Dio una palmada a su pistolera, volvió a ponerse el casco y acarició su brillante insignia de cazador de hombres.

– Bueno, y ahora, ¡cállese!

El teniente Ohlsen entró en la sala con una expresión completamente tranquila. Se presentó ante los jueces como se le había enseñado en la 3.ª Escuela Militar de Dresden.

El presidente indinó la cabeza con benevolencia, y murmuró:

– Siéntese.

Ojeó apresuradamente sus papeles e hizo un ademán al acusador. La máquina judicial podía ponerse en marcha. El engranaje empezó a girar, reglamentariamente.

– Teniente -empezó a decir el doctor Beckmann-, supongo que no tendrá intención de declararse culpable de lo que figura en el acto de acusación del RSHA, ¿no es verdad?

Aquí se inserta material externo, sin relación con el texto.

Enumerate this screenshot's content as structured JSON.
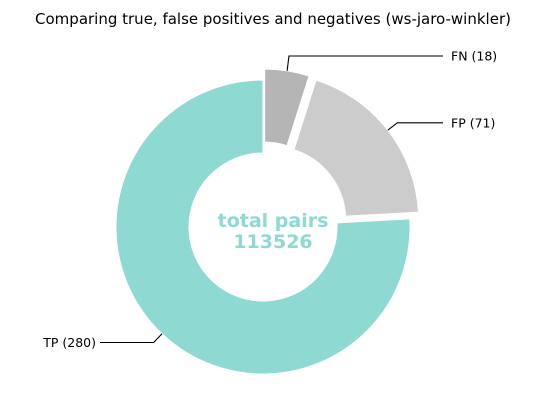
{
  "chart_data": {
    "type": "pie",
    "title": "Comparing true, false positives and negatives (ws-jaro-winkler)",
    "center_label": {
      "line1": "total pairs",
      "line2": "113526",
      "color": "#8fd9d3"
    },
    "slices": [
      {
        "name": "FN",
        "value": 18,
        "label": "FN (18)",
        "color": "#b5b5b5",
        "exploded": true
      },
      {
        "name": "FP",
        "value": 71,
        "label": "FP (71)",
        "color": "#cccccc",
        "exploded": true
      },
      {
        "name": "TP",
        "value": 280,
        "label": "TP (280)",
        "color": "#8fd9d3",
        "exploded": false
      }
    ],
    "start_angle_deg": 90,
    "direction": "clockwise",
    "donut": true
  }
}
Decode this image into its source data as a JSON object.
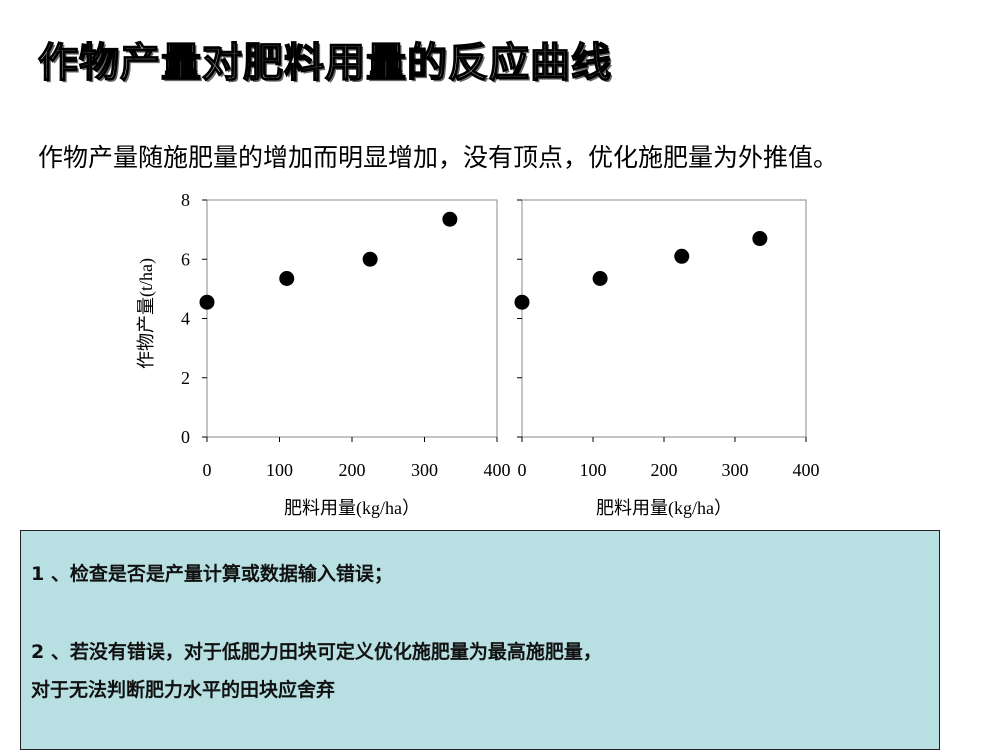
{
  "slide": {
    "title": "作物产量对肥料用量的反应曲线",
    "subtitle": "作物产量随施肥量的增加而明显增加，没有顶点，优化施肥量为外推值。"
  },
  "chart_data": [
    {
      "type": "scatter",
      "xlabel": "肥料用量(kg/ha）",
      "ylabel": "作物产量(t/ha)",
      "xlim": [
        0,
        400
      ],
      "ylim": [
        0,
        8
      ],
      "x_ticks": [
        "0",
        "100",
        "200",
        "300",
        "400"
      ],
      "y_ticks": [
        "0",
        "2",
        "4",
        "6",
        "8"
      ],
      "x": [
        0,
        110,
        225,
        335
      ],
      "y": [
        4.55,
        5.35,
        6.0,
        7.35
      ]
    },
    {
      "type": "scatter",
      "xlabel": "肥料用量(kg/ha）",
      "ylabel": "",
      "xlim": [
        0,
        400
      ],
      "ylim": [
        0,
        8
      ],
      "x_ticks": [
        "0",
        "100",
        "200",
        "300",
        "400"
      ],
      "y_ticks": [],
      "x": [
        0,
        110,
        225,
        335
      ],
      "y": [
        4.55,
        5.35,
        6.1,
        6.7
      ]
    }
  ],
  "notes": {
    "line1": "1 、检查是否是产量计算或数据输入错误；",
    "line2": "2 、若没有错误，对于低肥力田块可定义优化施肥量为最高施肥量，",
    "line3": "对于无法判断肥力水平的田块应舍弃"
  }
}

El teniente Ohlsen contempló el suelo. El suelo reluciente. Miró, lentamente, a los tres jueces, que permanecían sentados con los ojos llenos de sueño. El presidente lo dominaba todo desde su elevado sillón rojo. Seguía con interés los movimientos de una mosca en la lámpara. Un tábano. No era una mosca ordinaria, sino una de esas que chupan la sangre de los animales domésticos y de los hombres. Gris y de feo aspecto, pero una hermosa mosca, desde el punto de vista del coleccionista de insectos.

El teniente Ohlsen miró al fiscal.

– Herr Oberkriegsgerichtsrat,he firmado mi confesión ante la policía secreta, y, por lo tanto, creo que su pregunta es superflua.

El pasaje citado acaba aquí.